Massa, who raced for 15 seasons in Formula One and won 11 grands prix, was also positive about the potential of Formula E as it continues to expand after its inception in 2011 and inaugural season in 2014.
“It will take a little bit of time, it’s not easy to get things perfect straight away, but look at the past two years and how much the championship is growing.
“When I say growing, it’s not just with the quality of the drivers, but also with manufacturers’ teams and companies, who are really getting behind the sport.
“Look how many companies they are signing on as sponsors, on many different levels, even companies that sell fuel,” he said.
“We are even racing (this weekend) in a country known as an oil country. So, I think this shows how much this championship is growing.”
Massa also agreed with comments made by F1 director Ross Brawn, who recently said that the highest level of motorsport had become too predictable.
“Only certain racers can win in Formula One, but Formula E is unpredictable and a good example (of that) is that the winners in all past seasons have been different drivers,” he told Arab News.
The affable driver said he is relishing the new challenge that Formula E will pose to his skills and abilities, adding that with the exception of certain parts of the Monaco and Mexico circuits, each track will be new to him.
“I like a challenge, there is a lot to learn and a lot to test myself with and learning the car, working with the team,” he said.
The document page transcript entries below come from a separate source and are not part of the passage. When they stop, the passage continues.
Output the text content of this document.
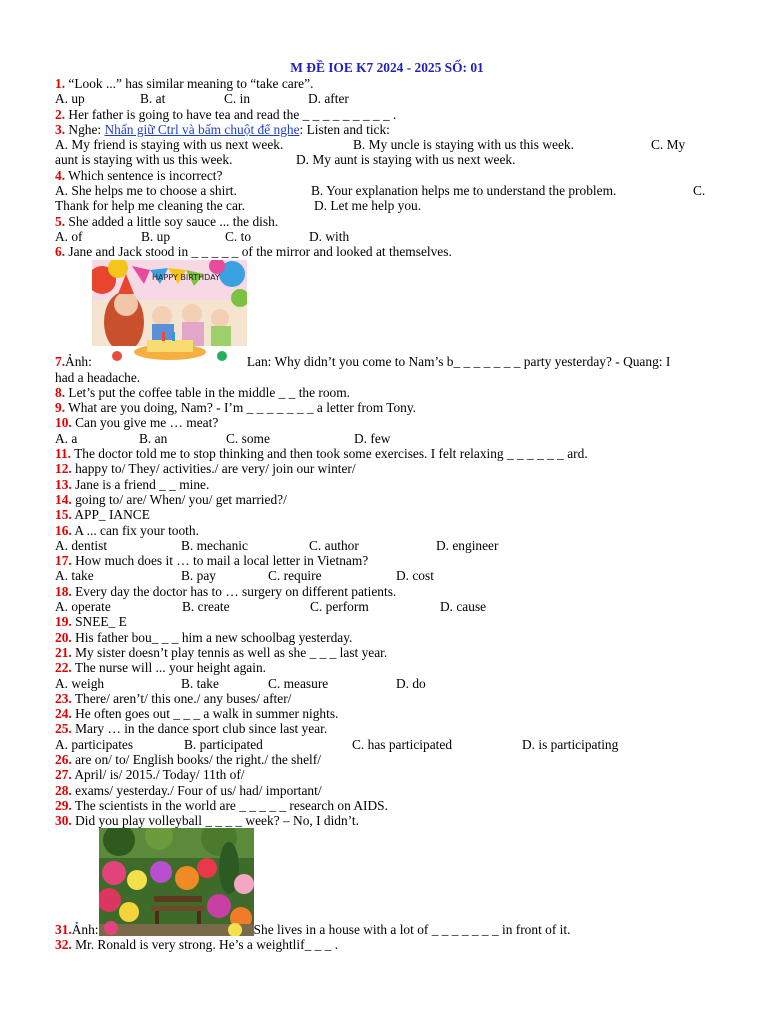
M ĐỀ IOE K7 2024 - 2025 SỐ: 01
1. “Look ...” has similar meaning to “take care”.
A. up	B. at	C. in	D. after
2. Her father is going to have tea and read the _ _ _ _ _ _ _ _ _ .
3. Nghe: Nhấn giữ Ctrl và bấm chuột để nghe: Listen and tick:
A. My friend is staying with us next week.	B. My uncle is staying with us this week.	C. My
aunt is staying with us this week.	D. My aunt is staying with us next week.
4. Which sentence is incorrect?
A. She helps me to choose a shirt.	B. Your explanation helps me to understand the problem.	C.
Thank for help me cleaning the car.	D. Let me help you.
5. She added a little soy sauce ... the dish.
A. of	B. up	C. to	D. with
6. Jane and Jack stood in _ _ _ _ _ of the mirror and looked at themselves.
7. Ảnh:
HAPPY BIRTHDAY
Lan: Why didn’t you come to Nam’s b_ _ _ _ _ _ _ party yesterday? - Quang: I
had a headache.
8. Let’s put the coffee table in the middle _ _ the room.
9. What are you doing, Nam? - I’m _ _ _ _ _ _ _ a letter from Tony.
10. Can you give me … meat?
A. a	B. an	C. some	D. few
11. The doctor told me to stop thinking and then took some exercises. I felt relaxing _ _ _ _ _ _ ard.
12. happy to/ They/ activities./ are very/ join our winter/
13. Jane is a friend _ _ mine.
14. going to/ are/ When/ you/ get married?/
15. APP_ IANCE
16. A ... can fix your tooth.
A. dentist	B. mechanic	C. author	D. engineer
17. How much does it … to mail a local letter in Vietnam?
A. take	B. pay	C. require	D. cost
18. Every day the doctor has to … surgery on different patients.
A. operate	B. create	C. perform	D. cause
19. SNEE_ E
20. His father bou_ _ _ him a new schoolbag yesterday.
21. My sister doesn’t play tennis as well as she _ _ _ last year.
22. The nurse will ... your height again.
A. weigh	B. take	C. measure	D. do
23. There/ aren’t/ this one./ any buses/ after/
24. He often goes out _ _ _ a walk in summer nights.
25. Mary … in the dance sport club since last year.
A. participates	B. participated	C. has participated	D. is participating
26. are on/ to/ English books/ the right./ the shelf/
27. April/ is/ 2015./ Today/ 11th of/
28. exams/ yesterday./ Four of us/ had/ important/
29. The scientists in the world are _ _ _ _ _ research on AIDS.
30. Did you play volleyball _ _ _ _ week? – No, I didn’t.
31. Ảnh:	She lives in a house with a lot of _ _ _ _ _ _ _ in front of it.
32. Mr. Ronald is very strong. He’s a weightlif_ _ _ .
“Even though I’m experienced in motorsport, with my 16 years in Formula One, this is a new test and I will have to start from zero.”
Meanwhile, defending Formula E champion Jean-Eric Vergne said hearing the words “world champion” after his name was “still cool.”
When asked about the challenge from teammate Andre Lotterer on the other side of the Techeetah garage, the Frenchman was full of praise for the German driver.
“He is absolutely one of the most talented drivers, and I expect him to be on the same level as I am and, for sure, it’s going to be a nice competition between us.
“It will be good for the team, as that will push everybody, and that is what we want as a team.”
The former F1 driver was complimentary about Formula E’s new “attack mode,” but voiced concerns about the danger the system posed to drivers on corners on the challenging Ad Diriyah circuit this weekend.